Harvard Grad Programs Face Rise in Applications

Despite a national downward trend in graduate school applications to large, private universities, the Business School and the School of Design, as well as schools at MIT, have experienced an increase in applications this year.

"Harvard Business School applications are substantially up, approaching an alltime high," Lawrence E. Fouraker, dean of the Business School, said yesterday.

Walter A. Gagne, registrar and assistant dean of the Graduate School of Design, said that there is "maybe a 10-per-cent increase" in applicants over last year, but he said official figures will not be available until April 10.

But Graduate School of Arts and Science (GSAS) applications are virtually the same this year as last, numbering about 5000, Peter S. McKinney, associate dean of the GSAS, said yesterday.

"There is a fairly stable number of applicants as compared with last year, but the general quality of the applicants has gone up," McKinney said.

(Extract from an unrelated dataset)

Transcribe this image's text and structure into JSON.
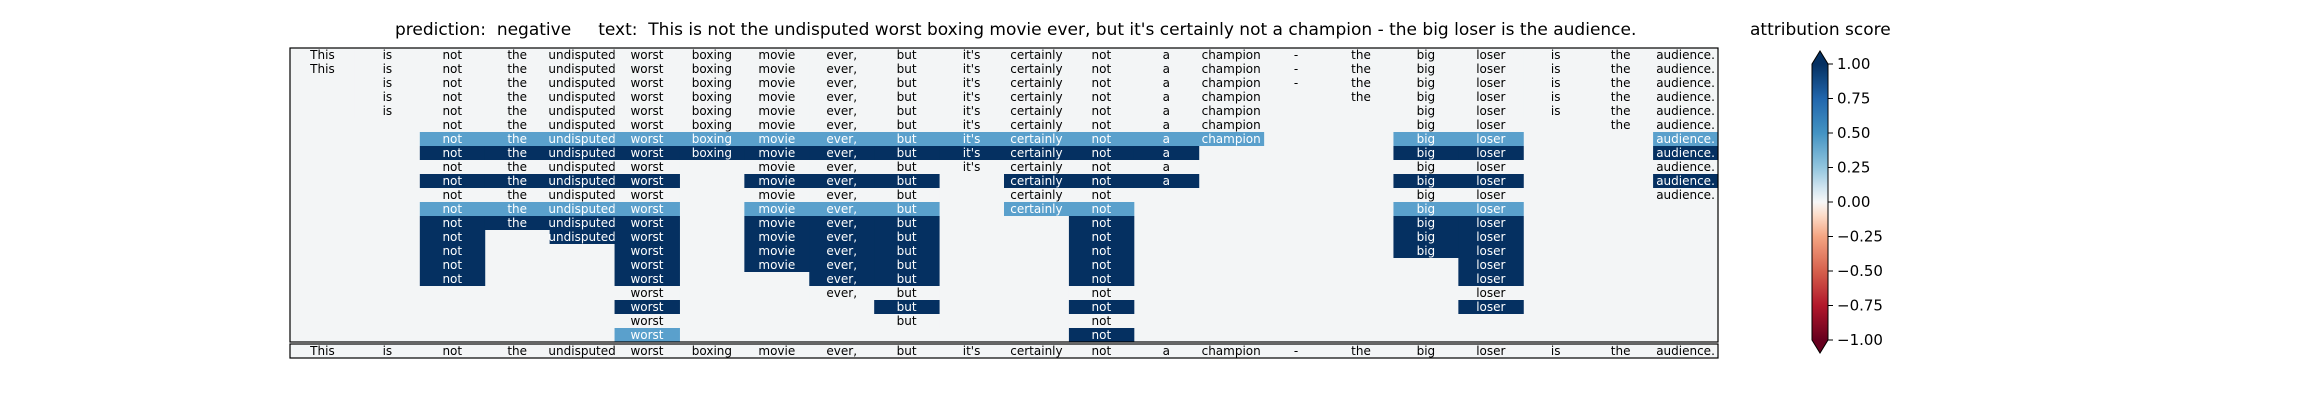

"There has been a dropping off of some of the marginal applicants and some of the very outstanding applicants, who have applied to professional schools instead," he said.

Applications to Harvard's programs in engineering and applied sciences decreased, while physics applications, which had declined recently, increased.

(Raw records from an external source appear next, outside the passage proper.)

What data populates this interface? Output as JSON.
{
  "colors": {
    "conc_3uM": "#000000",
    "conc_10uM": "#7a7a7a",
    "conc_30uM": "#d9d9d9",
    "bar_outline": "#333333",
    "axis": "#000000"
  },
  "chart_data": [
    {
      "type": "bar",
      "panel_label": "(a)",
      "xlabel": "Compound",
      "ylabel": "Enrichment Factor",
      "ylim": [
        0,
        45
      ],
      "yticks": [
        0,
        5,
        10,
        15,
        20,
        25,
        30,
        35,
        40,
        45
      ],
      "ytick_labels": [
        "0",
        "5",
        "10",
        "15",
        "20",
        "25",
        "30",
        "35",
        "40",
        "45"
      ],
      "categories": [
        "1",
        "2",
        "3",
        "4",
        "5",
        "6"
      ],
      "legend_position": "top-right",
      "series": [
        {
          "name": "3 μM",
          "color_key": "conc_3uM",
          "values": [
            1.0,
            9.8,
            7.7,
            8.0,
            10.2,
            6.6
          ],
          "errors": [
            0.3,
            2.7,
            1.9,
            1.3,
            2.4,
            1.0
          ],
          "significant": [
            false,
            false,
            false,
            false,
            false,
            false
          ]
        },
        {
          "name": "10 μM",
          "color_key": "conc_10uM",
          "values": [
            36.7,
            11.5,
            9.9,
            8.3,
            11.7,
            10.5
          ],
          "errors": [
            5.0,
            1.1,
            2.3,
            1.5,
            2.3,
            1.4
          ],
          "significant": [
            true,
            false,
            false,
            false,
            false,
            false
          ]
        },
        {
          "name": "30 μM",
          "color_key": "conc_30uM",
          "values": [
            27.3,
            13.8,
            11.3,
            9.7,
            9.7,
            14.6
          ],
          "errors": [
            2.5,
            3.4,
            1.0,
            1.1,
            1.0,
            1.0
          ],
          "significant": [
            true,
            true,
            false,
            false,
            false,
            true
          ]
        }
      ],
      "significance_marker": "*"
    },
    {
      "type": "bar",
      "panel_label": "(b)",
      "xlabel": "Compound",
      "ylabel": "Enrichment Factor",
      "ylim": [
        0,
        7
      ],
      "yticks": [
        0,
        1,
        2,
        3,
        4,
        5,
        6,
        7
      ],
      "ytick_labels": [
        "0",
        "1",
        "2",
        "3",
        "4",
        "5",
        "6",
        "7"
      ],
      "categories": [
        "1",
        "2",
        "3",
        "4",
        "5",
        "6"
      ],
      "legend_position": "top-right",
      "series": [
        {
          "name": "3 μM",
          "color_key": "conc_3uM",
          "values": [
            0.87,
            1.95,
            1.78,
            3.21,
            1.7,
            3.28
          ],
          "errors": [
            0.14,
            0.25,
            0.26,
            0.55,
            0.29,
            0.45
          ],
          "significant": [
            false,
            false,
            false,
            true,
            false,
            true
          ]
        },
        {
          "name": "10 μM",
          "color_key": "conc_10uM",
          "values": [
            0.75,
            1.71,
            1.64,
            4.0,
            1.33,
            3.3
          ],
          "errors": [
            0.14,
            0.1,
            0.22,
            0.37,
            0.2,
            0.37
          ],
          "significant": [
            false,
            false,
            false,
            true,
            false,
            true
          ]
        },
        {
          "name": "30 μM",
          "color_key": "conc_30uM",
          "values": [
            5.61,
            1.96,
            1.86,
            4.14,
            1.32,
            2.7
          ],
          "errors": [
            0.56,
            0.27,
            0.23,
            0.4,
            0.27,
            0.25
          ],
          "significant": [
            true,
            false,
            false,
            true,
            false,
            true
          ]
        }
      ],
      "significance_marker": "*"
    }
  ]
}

By January 15, the preliminary closing date for applications, MIT recorded a 7-per-cent increase in applicants compared to statistics from the same time last year, according to Irwin W. Sizer, dean of the graduate school at MIT.

"MIT is a special case for two reasons: our reputation for professional excellence and out ability to aid graduate students financially," Sizer said.

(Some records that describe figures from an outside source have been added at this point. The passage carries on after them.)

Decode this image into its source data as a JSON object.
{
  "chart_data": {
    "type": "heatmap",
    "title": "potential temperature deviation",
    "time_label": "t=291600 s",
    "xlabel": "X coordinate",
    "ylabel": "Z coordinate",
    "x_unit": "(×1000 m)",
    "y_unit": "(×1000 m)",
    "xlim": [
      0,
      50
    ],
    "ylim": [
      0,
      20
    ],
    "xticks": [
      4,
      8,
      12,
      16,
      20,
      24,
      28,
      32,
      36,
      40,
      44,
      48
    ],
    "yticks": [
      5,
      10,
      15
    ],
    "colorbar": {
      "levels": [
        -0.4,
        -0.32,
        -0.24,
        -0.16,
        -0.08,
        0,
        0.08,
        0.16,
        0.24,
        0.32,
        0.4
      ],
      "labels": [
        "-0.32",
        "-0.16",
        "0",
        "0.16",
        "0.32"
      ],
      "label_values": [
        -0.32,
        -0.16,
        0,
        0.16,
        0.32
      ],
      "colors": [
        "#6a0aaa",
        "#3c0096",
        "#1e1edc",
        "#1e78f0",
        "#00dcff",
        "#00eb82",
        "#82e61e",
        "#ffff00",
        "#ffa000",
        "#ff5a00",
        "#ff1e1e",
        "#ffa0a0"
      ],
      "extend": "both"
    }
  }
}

He cited a report by a Columbia University group that ranked MIT's graduate program in engineering first nationally, the architecture program second after Berkeley's, and the business school sixth.

"These ratings are very important," he said. "Students heading for graduate school read these things very carefully and act upon them."

But Fouraker disagreed with the importance of the Columbia study, saying the rankings are invalid because various graduate schools are not comparable.

"The Business School has different objectives from most other business schools; it is much more practitioner oriented, producing management people rather than scholars and researchers," Fouraker said.

MIT's Sizer said that one factor leading to an increase in that school's applicant pool is the large amount of financial aid available.

MIT has more research assistantships than any other institution, supporting 33 per cent of all its students, Sizer said.

MIT has also been very successful in attracting students who have won National Science foundation graduate fellowships, attracting 12 to 14 per cent of all NSF fellows. "MIT competes with Harvard in attracting NSF fellows; MIT is usually first or second," he said.